Briskman, who is seeking re-election, is convinced that Youngkin would push for a national abortion ban if he swapped the governor’s mansion for the White House. “He’s pretty smooth. That’s how he got into the governor’s office. But he has shown his true colours since he’s been in here. He is just as Maga as Trump and I would feel just as horrible having him as president as I do having him as governor,” she said.
It is hard to discern whether Youngkin’s anti-woke populism is a facade cultivated for reasons of electoral expediency or whether he has become a true believer. A prominent academic in Virginia, who did not wish to be named, said: “For most of his life he’s been no more or less bigoted than a country club conservative. But he’s now involved in electoral politics, and the Republican party is the party of Trump.
“To enact the kind of policies that are most important to him, he’s convinced himself that things like abortion and trans rights and critical race theory – things I’m sure he has never given any thought to at all – suddenly have become important because they’re so important for Republican electoral politics.
“I don’t know if he’s playing a game. People do move, they shift, they change. ‘I have this moment of epiphany that not only is it required that I become fiercely anti-abortion to be a member of this Republican party but now I’m believing it too.’ The same thing over trans school kids and whatever they mean by critical race theory.
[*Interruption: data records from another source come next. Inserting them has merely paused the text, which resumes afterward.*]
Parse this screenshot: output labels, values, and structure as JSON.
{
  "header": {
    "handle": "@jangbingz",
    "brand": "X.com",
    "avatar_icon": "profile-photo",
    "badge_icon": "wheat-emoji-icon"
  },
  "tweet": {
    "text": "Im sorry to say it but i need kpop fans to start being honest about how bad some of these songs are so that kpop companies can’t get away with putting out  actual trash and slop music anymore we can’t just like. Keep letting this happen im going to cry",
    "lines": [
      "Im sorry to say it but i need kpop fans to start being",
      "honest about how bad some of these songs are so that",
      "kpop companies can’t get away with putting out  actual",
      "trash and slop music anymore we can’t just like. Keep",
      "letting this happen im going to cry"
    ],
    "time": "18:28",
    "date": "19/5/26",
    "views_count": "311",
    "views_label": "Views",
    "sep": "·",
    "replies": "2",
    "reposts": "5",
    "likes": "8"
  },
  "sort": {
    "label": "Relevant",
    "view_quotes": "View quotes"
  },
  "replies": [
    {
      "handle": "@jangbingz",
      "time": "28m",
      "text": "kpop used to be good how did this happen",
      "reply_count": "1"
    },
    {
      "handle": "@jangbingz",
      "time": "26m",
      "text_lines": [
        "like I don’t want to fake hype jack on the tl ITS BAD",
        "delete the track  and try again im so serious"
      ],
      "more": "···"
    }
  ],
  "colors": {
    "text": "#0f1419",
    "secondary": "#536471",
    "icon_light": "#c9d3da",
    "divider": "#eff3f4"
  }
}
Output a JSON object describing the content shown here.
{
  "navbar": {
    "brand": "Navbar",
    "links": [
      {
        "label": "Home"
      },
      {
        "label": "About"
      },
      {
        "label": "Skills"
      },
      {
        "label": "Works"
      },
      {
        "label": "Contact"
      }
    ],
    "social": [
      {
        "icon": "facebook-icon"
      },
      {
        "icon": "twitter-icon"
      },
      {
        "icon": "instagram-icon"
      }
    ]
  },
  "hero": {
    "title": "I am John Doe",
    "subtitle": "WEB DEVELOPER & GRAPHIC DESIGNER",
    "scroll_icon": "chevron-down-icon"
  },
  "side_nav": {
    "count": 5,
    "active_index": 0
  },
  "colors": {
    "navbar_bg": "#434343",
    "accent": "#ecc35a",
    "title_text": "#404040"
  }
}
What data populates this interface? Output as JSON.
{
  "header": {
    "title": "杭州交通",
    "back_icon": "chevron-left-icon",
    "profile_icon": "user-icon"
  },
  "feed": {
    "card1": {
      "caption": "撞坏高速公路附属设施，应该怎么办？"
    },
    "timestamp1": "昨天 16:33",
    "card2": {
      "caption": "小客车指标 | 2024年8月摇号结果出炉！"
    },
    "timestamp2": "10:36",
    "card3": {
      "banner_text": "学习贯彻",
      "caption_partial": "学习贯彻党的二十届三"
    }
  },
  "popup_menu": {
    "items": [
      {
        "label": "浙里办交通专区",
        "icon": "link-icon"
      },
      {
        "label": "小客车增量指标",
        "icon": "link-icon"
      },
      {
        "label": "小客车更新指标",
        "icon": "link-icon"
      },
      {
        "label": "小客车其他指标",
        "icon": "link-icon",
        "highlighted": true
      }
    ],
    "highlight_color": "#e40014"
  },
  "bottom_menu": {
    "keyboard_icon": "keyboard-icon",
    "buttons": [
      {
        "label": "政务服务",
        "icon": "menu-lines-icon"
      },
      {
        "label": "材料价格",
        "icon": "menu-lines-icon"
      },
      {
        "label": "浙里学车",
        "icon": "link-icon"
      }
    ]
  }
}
We become what we pretend to be very often.”
Youngkin answers questions about his presidential prospects by saying he is flattered to be in the conversation but focused on Virginia, where his single term as governor ends in 2026. He has travelled across the country, made frequent appearances on conservative media, broken fundraising records and this week hosted his second annual Red Vest Retreat in Virginia Beach for big-money donors.
Such data points have given weight to the theory that he has still not ruled out a late entry in the race for the White House in 2024. For anti-Trump forces, disappointed by the failure of the Florida governor Ron DeSantis to dislodge the former president’s base, he would represent one last, desperate throw of the dice. Youngkin would face significant logistical campaign difficulties, ballot-access hurdles and scepticism from Republican voters, many of whom appear immovably devoted to Trump.
With fewer than 100 days until voting starts with the Iowa caucuses, Youngkin does not have the kind of campaign organisation a presidential hopeful needs to recruit supporters or get voters to turn out. The deadline to file for the second contest, New Hampshire’s primary, was 27 October, and other states’ deadlines follow hard upon that. Some argue that Youngkin would be better advised to keep his powder dry for a potential post-Trump era in 2028.
Paul Lott, a Republican candidate for the house of delegates from Ashburn, said: “Glenn doesn’t do anything unless he sees a clear reason for it and he does not speculate ahead. Right now – and this is from a person that knows him personally – he’s not thinking about it. He’s trying to get done in Virginia what gets done in Virginia. We need to focus on our problems. We have a senate that we need to flip. We have a house that we need to maintain.”
Rich Anderson, the chair of the Republican party of Virginia, heaped praise on the governor but dismissed talk of a presidential bid at this late stage. “He has the skill set to be chief executive of the United States just as I believe he’s done very well – and a majority of Virginians feel he’s done very well – as chief executive of Virginia,” he said.
“But he is definitely focused solely on Virginia when he and I are together. I’m not being cute or evasive about it. That’s not an issue we discuss. We are focused on this year’s election because the agenda that’s important to him and to Virginia Republicans hinges on holding the house and flipping the senate, and that’s taken all of our energy and attention and resources.”